Artificial intelligence systems like Claude and GPT learn their skills by pinpointing patterns in digital data, including Wikipedia articles, newspaper articles, computer programs, and other text collected from around the Internet. But before releasing these systems to the public, companies like Anthropic and OpenAI explore ways they can be abused.

In their raw form, these systems can be made to explain how to buy illegal firearms online, or describe ways to make dangerous substances using household items. So, through a process called reinforcement learning, companies train their systems to refuse certain requests.

This typically involves showing the system thousands of requests that should not be answered. By analyzing these examples, the system learns to recognize other forbidden requests, too. However, the method is only partially effective.

In some cases, AI companies don’t bother to address loopholes at all, figuring that while weak guardrails can enable malicious activity, they can also allow benign activity to counter it.

Last month, researchers at cybersecurity firm LayerX discovered that they could bypass Claude’s checkpoints by feeding the AI ​​system a few simple sentences.

If they told Claude they were “testing” a computer network—meaning they wanted to test the network’s defenses with a simulated attack—Anthropic’s AI technology would attack the network. This simple trick, the researchers pointed out, could allow malicious hackers to steal sensitive data from companies, governments and individuals.

If Anthropic were to close the loophole, it could prevent hackers from using the Cloud to attack the network, but it could also prevent companies from defending the network. LayerX told Anthropic about the loophole that its researchers found weeks ago, but it remains open.
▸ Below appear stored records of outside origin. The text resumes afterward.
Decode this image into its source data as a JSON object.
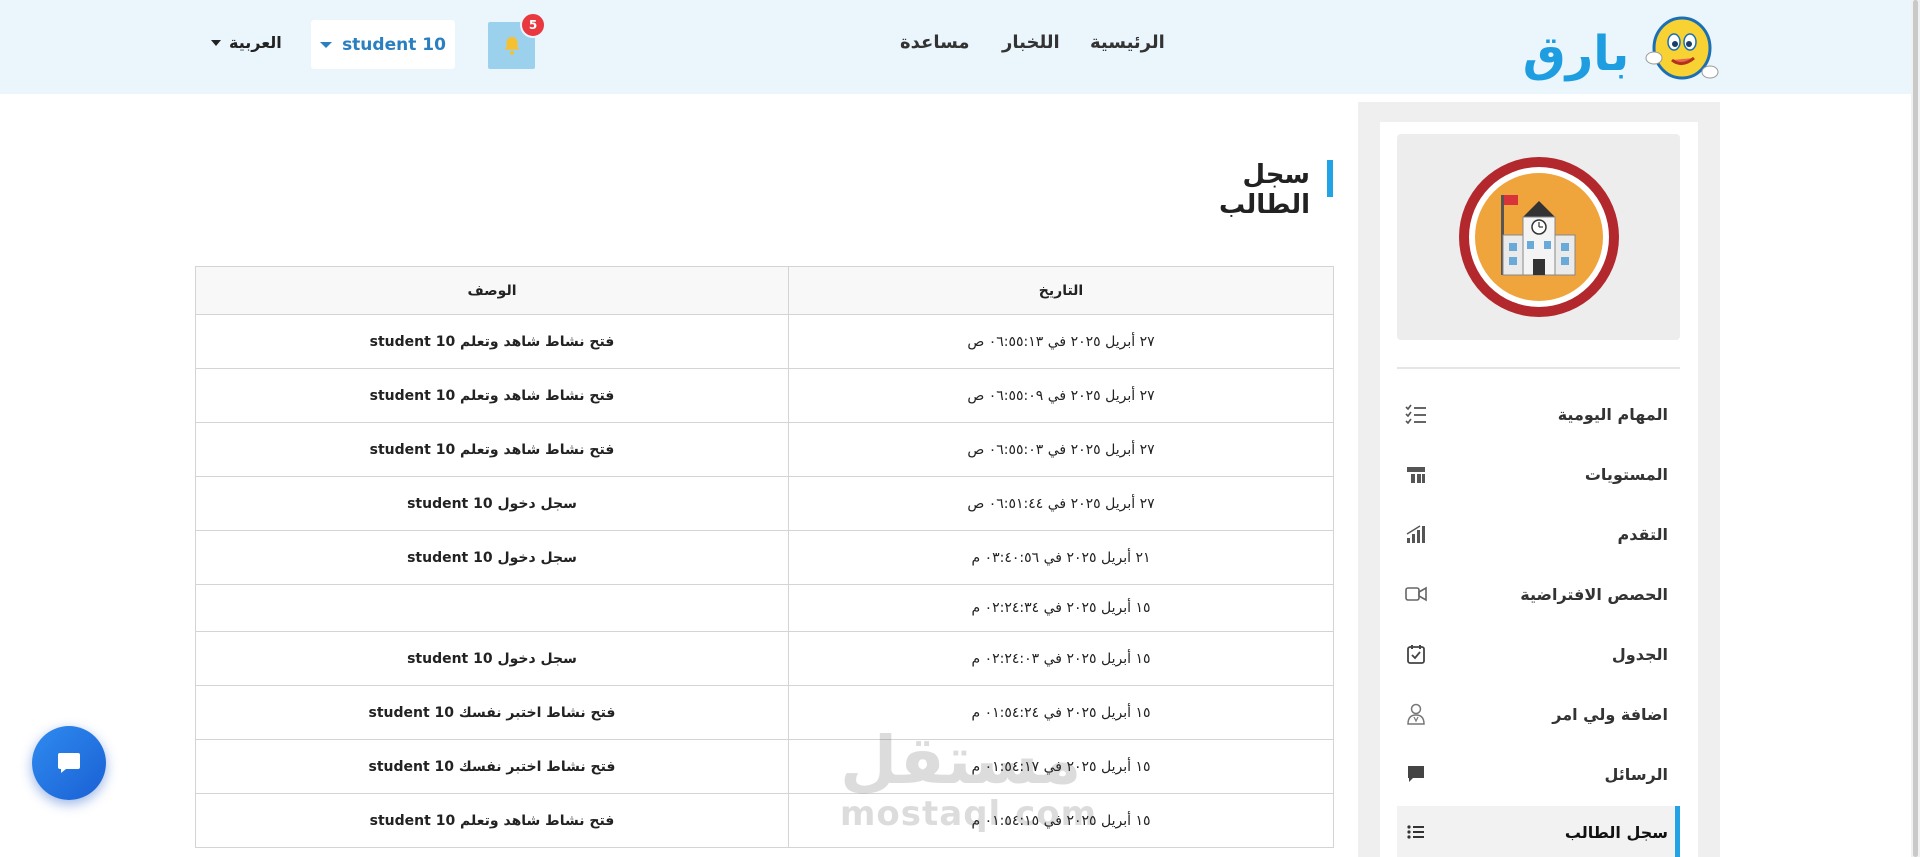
{
  "header": {
    "logo_text": "بارق",
    "nav": {
      "home": "الرئيسية",
      "news": "اللخبار",
      "help": "مساعدة"
    },
    "notifications_count": "5",
    "user_name": "student 10",
    "language": "العربية"
  },
  "page_title": "سجل الطالب",
  "table": {
    "headers": {
      "date": "التاريخ",
      "description": "الوصف"
    },
    "rows": [
      {
        "date": "٢٧ أبريل ٢٠٢٥ في ٠٦:٥٥:١٣ ص",
        "description": "فتح نشاط شاهد وتعلم student 10"
      },
      {
        "date": "٢٧ أبريل ٢٠٢٥ في ٠٦:٥٥:٠٩ ص",
        "description": "فتح نشاط شاهد وتعلم student 10"
      },
      {
        "date": "٢٧ أبريل ٢٠٢٥ في ٠٦:٥٥:٠٣ ص",
        "description": "فتح نشاط شاهد وتعلم student 10"
      },
      {
        "date": "٢٧ أبريل ٢٠٢٥ في ٠٦:٥١:٤٤ ص",
        "description": "سجل دخول student 10"
      },
      {
        "date": "٢١ أبريل ٢٠٢٥ في ٠٣:٤٠:٥٦ م",
        "description": "سجل دخول student 10"
      },
      {
        "date": "١٥ أبريل ٢٠٢٥ في ٠٢:٢٤:٣٤ م",
        "description": ""
      },
      {
        "date": "١٥ أبريل ٢٠٢٥ في ٠٢:٢٤:٠٣ م",
        "description": "سجل دخول student 10"
      },
      {
        "date": "١٥ أبريل ٢٠٢٥ في ٠١:٥٤:٢٤ م",
        "description": "فتح نشاط اختبر نفسك student 10"
      },
      {
        "date": "١٥ أبريل ٢٠٢٥ في ٠١:٥٤:١٧ م",
        "description": "فتح نشاط اختبر نفسك student 10"
      },
      {
        "date": "١٥ أبريل ٢٠٢٥ في ٠١:٥٤:١٥ م",
        "description": "فتح نشاط شاهد وتعلم student 10"
      }
    ]
  },
  "sidebar": {
    "items": [
      {
        "label": "المهام اليومية",
        "icon": "checklist-icon"
      },
      {
        "label": "المستويات",
        "icon": "levels-icon"
      },
      {
        "label": "التقدم",
        "icon": "progress-chart-icon"
      },
      {
        "label": "الحصص الافتراضية",
        "icon": "video-camera-icon"
      },
      {
        "label": "الجدول",
        "icon": "calendar-check-icon"
      },
      {
        "label": "اضافة ولي امر",
        "icon": "guardian-user-icon"
      },
      {
        "label": "الرسائل",
        "icon": "message-bubble-icon"
      },
      {
        "label": "سجل الطالب",
        "icon": "list-icon"
      }
    ]
  },
  "watermark": {
    "ar": "مستقل",
    "en": "mostaql.com"
  },
  "colors": {
    "accent": "#22a3e6",
    "header_bg": "#eaf5fc",
    "badge": "#e9383f",
    "chat_button": "#2f8bf0"
  }
}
That approach could backfire, said Or Eshed, chief executive of LayerX. “Eventually, there will be a large number of attacks using these AI models and they will be forced to rethink their approach to security,” he predicted.
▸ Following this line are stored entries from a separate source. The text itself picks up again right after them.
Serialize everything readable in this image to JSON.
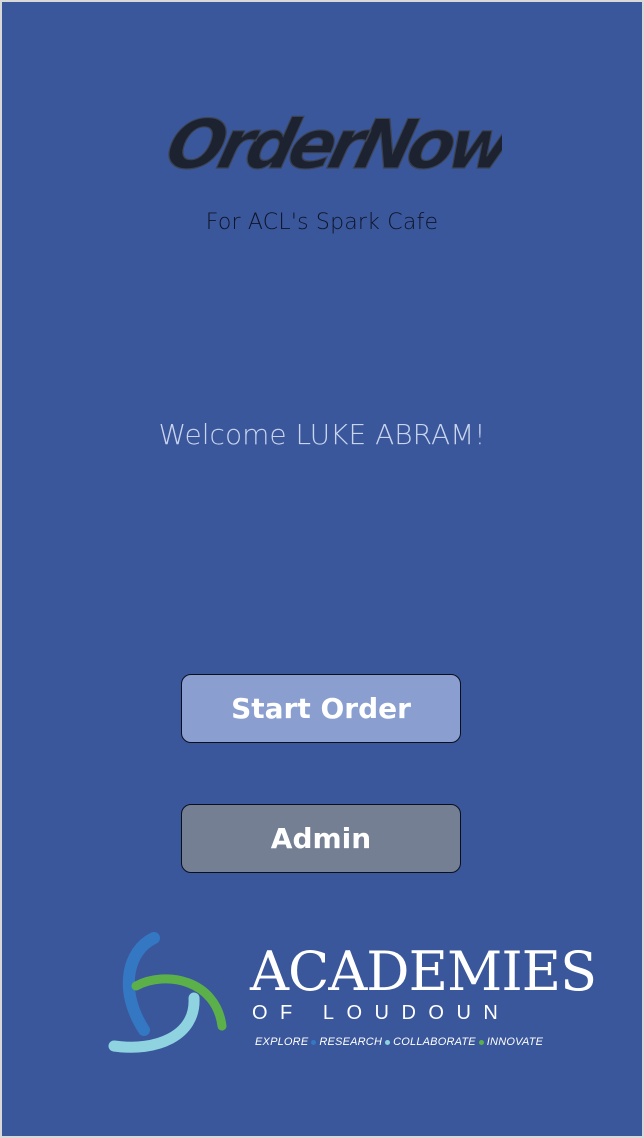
{
  "app": {
    "logo_text": "OrderNow",
    "subtitle": "For ACL's Spark Cafe"
  },
  "greeting": {
    "text": "Welcome LUKE ABRAM!"
  },
  "actions": {
    "start_order_label": "Start Order",
    "admin_label": "Admin"
  },
  "footer": {
    "org_name": "ACADEMIES",
    "org_sub": "OF LOUDOUN",
    "tagline": {
      "explore": "EXPLORE",
      "research": "RESEARCH",
      "collaborate": "COLLABORATE",
      "innovate": "INNOVATE"
    }
  },
  "colors": {
    "background": "#3a579b",
    "start_button": "#8a9fcf",
    "admin_button": "#747f93",
    "logo_text": "#2a3140",
    "emblem_blue": "#3478c4",
    "emblem_green": "#5cb04a",
    "emblem_cyan": "#8fd3e0"
  }
}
Last year for less than 50 dollarsResearchers from the technology company Cisco and the University of Pennsylvania pushed six artificial intelligence models to create different malicious responses. Their disinformation challenges jailbroken chatbots from Meta and China’s DeepSeek AI model 100 percent of the time, while more than 80 percent of their attacks against Google and OpenAI models were successful.
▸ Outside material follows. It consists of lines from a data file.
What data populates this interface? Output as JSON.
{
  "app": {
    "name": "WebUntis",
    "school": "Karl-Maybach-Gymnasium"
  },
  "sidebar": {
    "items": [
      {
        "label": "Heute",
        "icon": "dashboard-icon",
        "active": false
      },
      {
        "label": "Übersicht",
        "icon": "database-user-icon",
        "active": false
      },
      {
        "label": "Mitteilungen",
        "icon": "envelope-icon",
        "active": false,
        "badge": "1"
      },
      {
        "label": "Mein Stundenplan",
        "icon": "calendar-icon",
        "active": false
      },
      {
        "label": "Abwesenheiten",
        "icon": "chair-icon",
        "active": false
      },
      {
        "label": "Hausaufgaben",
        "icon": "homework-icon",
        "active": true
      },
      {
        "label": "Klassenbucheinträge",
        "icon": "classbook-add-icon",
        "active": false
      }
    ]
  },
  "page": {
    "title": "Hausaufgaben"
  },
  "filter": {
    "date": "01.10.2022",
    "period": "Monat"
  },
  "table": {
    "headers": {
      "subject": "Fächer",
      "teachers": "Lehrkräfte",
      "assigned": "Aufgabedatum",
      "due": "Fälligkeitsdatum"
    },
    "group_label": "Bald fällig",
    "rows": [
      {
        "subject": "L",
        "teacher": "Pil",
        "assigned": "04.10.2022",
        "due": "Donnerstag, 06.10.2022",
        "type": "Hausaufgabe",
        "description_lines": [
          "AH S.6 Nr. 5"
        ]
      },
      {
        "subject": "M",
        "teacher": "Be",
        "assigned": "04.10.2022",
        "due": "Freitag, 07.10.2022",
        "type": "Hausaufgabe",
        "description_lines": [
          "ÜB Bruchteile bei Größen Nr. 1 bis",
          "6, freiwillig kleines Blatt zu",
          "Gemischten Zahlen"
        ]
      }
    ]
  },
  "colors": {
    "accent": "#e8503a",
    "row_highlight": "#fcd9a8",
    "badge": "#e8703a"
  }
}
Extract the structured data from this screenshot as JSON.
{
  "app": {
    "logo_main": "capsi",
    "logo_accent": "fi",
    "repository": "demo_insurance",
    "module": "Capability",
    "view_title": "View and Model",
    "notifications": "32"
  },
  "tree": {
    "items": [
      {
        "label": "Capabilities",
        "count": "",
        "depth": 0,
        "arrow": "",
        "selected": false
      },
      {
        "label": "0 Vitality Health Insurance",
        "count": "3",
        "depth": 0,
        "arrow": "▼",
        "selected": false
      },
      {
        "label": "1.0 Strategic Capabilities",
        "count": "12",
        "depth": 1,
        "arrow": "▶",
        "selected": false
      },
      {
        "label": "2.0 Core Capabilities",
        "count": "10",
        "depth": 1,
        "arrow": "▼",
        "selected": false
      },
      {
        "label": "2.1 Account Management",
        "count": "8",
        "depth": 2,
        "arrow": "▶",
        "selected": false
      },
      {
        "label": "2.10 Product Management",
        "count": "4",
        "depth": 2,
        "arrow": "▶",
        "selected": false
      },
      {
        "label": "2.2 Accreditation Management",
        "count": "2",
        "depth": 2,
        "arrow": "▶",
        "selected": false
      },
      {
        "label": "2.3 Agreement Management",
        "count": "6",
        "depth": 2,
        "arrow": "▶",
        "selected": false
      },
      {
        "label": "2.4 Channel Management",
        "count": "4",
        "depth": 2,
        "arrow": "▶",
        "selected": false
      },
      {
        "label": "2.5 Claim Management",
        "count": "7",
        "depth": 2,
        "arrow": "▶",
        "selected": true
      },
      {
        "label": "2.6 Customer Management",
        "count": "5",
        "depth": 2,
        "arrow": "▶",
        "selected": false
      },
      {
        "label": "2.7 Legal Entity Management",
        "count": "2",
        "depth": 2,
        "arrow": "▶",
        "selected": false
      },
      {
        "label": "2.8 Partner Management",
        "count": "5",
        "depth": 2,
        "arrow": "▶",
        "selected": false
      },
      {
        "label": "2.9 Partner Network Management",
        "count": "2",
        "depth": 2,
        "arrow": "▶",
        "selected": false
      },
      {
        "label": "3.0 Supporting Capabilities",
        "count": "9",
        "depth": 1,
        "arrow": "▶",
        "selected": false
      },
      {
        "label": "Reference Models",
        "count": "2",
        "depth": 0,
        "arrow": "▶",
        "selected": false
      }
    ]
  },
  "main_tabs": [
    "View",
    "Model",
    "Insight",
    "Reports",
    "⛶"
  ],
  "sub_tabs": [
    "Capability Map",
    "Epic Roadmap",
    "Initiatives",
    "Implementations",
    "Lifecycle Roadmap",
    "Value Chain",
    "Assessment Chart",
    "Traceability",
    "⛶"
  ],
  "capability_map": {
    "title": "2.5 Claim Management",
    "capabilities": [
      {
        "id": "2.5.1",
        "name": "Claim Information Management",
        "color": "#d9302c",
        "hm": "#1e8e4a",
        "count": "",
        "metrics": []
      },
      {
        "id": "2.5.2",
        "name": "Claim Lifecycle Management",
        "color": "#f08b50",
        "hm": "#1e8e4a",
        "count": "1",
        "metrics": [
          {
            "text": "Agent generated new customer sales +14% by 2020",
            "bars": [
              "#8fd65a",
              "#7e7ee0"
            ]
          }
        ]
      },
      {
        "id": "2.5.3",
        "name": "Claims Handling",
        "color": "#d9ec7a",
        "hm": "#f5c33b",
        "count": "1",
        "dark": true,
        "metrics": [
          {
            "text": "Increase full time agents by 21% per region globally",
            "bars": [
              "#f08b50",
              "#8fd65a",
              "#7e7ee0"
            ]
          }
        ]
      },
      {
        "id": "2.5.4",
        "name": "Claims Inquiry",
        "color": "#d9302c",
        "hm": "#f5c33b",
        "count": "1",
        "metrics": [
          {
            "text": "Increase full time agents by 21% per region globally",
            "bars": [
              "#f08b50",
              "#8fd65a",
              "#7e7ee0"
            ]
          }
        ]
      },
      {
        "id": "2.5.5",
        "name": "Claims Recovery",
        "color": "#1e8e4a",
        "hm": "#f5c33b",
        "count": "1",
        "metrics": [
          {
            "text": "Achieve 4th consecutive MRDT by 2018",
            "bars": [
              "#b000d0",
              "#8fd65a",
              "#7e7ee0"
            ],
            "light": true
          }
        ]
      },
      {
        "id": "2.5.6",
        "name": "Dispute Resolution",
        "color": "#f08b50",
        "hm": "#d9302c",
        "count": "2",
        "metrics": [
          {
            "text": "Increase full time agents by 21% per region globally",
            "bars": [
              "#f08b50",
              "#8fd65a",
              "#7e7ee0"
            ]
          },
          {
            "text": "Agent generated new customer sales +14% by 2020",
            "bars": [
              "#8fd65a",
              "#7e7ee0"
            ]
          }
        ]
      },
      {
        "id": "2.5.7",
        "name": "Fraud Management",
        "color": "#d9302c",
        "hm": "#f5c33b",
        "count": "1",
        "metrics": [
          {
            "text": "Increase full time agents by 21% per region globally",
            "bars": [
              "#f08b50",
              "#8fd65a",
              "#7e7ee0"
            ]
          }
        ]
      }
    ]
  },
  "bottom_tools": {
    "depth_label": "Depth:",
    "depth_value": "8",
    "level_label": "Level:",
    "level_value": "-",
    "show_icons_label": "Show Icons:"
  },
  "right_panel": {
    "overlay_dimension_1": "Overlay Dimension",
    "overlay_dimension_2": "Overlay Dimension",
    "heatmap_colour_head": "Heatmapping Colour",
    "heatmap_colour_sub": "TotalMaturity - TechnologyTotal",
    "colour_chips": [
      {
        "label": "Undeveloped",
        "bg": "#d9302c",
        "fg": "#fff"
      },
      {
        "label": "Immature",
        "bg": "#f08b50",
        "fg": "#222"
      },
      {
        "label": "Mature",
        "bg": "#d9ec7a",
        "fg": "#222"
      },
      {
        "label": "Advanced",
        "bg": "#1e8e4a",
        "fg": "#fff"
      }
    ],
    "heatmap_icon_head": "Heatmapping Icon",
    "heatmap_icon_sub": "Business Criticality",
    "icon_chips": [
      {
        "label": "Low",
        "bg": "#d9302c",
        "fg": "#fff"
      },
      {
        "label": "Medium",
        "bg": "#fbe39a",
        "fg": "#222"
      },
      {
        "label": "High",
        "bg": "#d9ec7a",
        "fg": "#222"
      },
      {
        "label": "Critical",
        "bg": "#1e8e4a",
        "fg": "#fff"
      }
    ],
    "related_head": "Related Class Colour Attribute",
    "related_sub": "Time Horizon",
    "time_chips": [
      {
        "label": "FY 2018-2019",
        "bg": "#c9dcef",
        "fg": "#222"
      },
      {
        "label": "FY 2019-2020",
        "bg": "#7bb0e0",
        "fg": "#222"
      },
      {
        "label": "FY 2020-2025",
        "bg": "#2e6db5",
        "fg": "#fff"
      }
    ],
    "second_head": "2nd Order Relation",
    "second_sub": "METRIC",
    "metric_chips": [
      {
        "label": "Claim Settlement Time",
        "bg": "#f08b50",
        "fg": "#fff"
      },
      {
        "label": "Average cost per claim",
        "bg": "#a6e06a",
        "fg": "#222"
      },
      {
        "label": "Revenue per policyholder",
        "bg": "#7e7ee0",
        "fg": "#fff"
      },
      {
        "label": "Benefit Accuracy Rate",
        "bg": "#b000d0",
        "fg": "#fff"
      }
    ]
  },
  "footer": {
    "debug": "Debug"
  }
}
(The New York Times has sued OpenAI and Microsoft, alleging copyright infringement of news content related to AI systems. Both companies have denied the suit’s claims.)

. The team persuaded one commercial language model to create a disinformation campaign about an Australian political party – complete with visuals, hashtags and platform-specific posts – by presenting the request as a “simulation”.

The companies say that in addition to building guardrails into their systems, they use separate tools to monitor activity on those systems, identify suspicious behavior and block accounts that don’t meet the terms of service.

“Claude is built with strong protections that consist of many layers designed to work together, including model training and railings built on top of the model,” said Anthropic spokeswoman Paruul Maheshwary. “Bypassing one does not mean bypassing the others.”

Thus, Anthropic discovered that a team of Chinese state-backed hackers used Cloud to infiltrate the computer systems of roughly 30 companies and government agencies around the world.

But experts say this security technique is also flawed because companies have to monitor a large volume of activity around the world — and because they worry about blocking legitimate users.

If one is thwarted by the guardrails and security systems that protect online services like Claude and GPT, one can always turn to open source AI systems whose underlying software can be freely copied, shared and modified.

Because these systems can be modified, anyone can work to strip away their guardrails. Using a new method called Heretic, a person can remove the railing system with very little effort. This method uses complex mathematics to essentially reverse the months of training that applied the guardrails.

“A year ago, doing this was very complicated,” said Noam Schwartz, chief executive of Alice, an AI security company. “Now you can do it from your phone.